Once either the Grant of Probate or the Grant of Letters of Administration have been extracted, it will be necessary for the Personal Representative of the estate to register his/her legal right as the Administrator or Executor with HDB.

It is possible to engage HDB's services after obtaining the Grant of Probate or the Grant of Letters of Administration.

Firstly, you will have to approach the HDB Branch managing the deceased’s flat to make the necessary application with the following documents:

  • Original copy of the Grant of Letters of Administration and Statement for Grant of Letters of Administration or Grant of Probate and will
  • Original copy of the Syariah Court Inheritance Certificate (for Muslim estates only)
  • A copy of the deceased owner’s death certificate
  • Duplicate lease of the deceased’s flat
  • Identity card(s) of all flat owner(s) and Administrator(s) or Executor(s)
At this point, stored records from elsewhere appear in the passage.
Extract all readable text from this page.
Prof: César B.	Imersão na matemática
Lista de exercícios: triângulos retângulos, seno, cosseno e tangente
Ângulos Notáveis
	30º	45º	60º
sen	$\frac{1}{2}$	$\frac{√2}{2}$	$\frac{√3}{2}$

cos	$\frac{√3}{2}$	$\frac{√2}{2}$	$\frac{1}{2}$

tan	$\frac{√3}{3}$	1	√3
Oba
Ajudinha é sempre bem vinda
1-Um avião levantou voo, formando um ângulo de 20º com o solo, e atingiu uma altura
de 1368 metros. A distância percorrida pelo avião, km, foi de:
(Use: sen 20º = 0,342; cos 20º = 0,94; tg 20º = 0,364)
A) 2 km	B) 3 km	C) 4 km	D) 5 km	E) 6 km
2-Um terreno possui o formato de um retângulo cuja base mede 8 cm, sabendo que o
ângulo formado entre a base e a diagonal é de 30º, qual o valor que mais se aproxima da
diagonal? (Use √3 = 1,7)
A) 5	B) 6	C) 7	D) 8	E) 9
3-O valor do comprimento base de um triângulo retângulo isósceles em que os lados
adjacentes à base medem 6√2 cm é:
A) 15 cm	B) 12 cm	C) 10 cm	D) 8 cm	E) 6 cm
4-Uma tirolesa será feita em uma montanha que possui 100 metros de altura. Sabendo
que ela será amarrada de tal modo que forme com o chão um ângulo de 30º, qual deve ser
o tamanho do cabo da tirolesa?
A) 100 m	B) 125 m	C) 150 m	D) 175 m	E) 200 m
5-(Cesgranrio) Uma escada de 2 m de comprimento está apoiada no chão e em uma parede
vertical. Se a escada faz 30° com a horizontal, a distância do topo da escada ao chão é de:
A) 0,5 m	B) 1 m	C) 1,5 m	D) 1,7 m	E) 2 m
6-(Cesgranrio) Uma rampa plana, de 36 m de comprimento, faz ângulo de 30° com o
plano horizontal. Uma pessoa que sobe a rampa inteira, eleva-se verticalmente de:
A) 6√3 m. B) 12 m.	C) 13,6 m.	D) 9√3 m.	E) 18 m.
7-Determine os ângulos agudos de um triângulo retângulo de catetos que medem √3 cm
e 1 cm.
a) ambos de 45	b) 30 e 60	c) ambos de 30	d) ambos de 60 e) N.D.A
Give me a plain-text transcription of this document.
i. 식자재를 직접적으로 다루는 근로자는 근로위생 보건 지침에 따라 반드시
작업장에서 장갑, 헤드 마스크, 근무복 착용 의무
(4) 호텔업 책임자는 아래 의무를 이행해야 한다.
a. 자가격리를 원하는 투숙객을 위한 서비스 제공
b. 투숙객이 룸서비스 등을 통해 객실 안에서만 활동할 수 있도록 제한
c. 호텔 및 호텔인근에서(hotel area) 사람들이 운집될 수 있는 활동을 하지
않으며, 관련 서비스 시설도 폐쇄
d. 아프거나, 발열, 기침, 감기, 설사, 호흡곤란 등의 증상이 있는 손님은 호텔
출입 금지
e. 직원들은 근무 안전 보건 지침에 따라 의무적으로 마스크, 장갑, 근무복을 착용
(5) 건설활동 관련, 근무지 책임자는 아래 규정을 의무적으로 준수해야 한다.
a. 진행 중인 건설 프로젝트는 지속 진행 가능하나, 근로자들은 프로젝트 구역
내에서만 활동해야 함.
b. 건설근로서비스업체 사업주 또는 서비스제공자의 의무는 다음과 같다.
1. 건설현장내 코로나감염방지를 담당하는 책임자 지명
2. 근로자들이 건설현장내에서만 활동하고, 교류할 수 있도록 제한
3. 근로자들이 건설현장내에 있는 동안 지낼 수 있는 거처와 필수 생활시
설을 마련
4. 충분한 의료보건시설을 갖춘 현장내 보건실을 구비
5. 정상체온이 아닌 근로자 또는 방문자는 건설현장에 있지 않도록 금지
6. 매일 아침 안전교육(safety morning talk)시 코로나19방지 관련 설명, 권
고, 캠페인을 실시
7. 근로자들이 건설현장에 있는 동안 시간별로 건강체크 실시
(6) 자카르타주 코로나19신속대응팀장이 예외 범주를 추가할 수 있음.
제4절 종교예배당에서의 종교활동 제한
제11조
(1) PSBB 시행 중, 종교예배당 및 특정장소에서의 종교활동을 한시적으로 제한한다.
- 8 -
After that, you will then have to:

  • Sign the relevant documents
  • Pay fees (stamp fees, conveyancing fees, etc.)
  • Apply at the HDB Branch managing the deceased’s flat to transfer the flat to the beneficiaries as owners, subjected to HDB's eligibility criteria and conditions governing transfer of flat ownership

Joint Tenant

Generally, it is not necessary to extract the Grant of Probate or the Grant of Letters of Administration if the HDB was held as joint tenants. The remaining joint owners will need to file a Notice of Death at the Singapore Land Authority.

However, even though a Grant of Probate or the Grant of Letters of Administration is not necessary for the estate of a deceased person when the HDB was held in a joint tenancy, it is usually still necessary as a deceased person's estate usually has other assets aside from the HDB. 

To lodge a Notice of Death, the remaining joint owners will need the following documents:-

  • Identity cards of remaining joint-owners
  • Original death certificate of deceased owner
  • Evidence of estate duty clearance for deceased owner’s estate (for death occurring before 15 February 2008)
  • Duplicate lease (if any)

The remaining joint owners will also need to pay the registration and conveyancing fees at the point of application.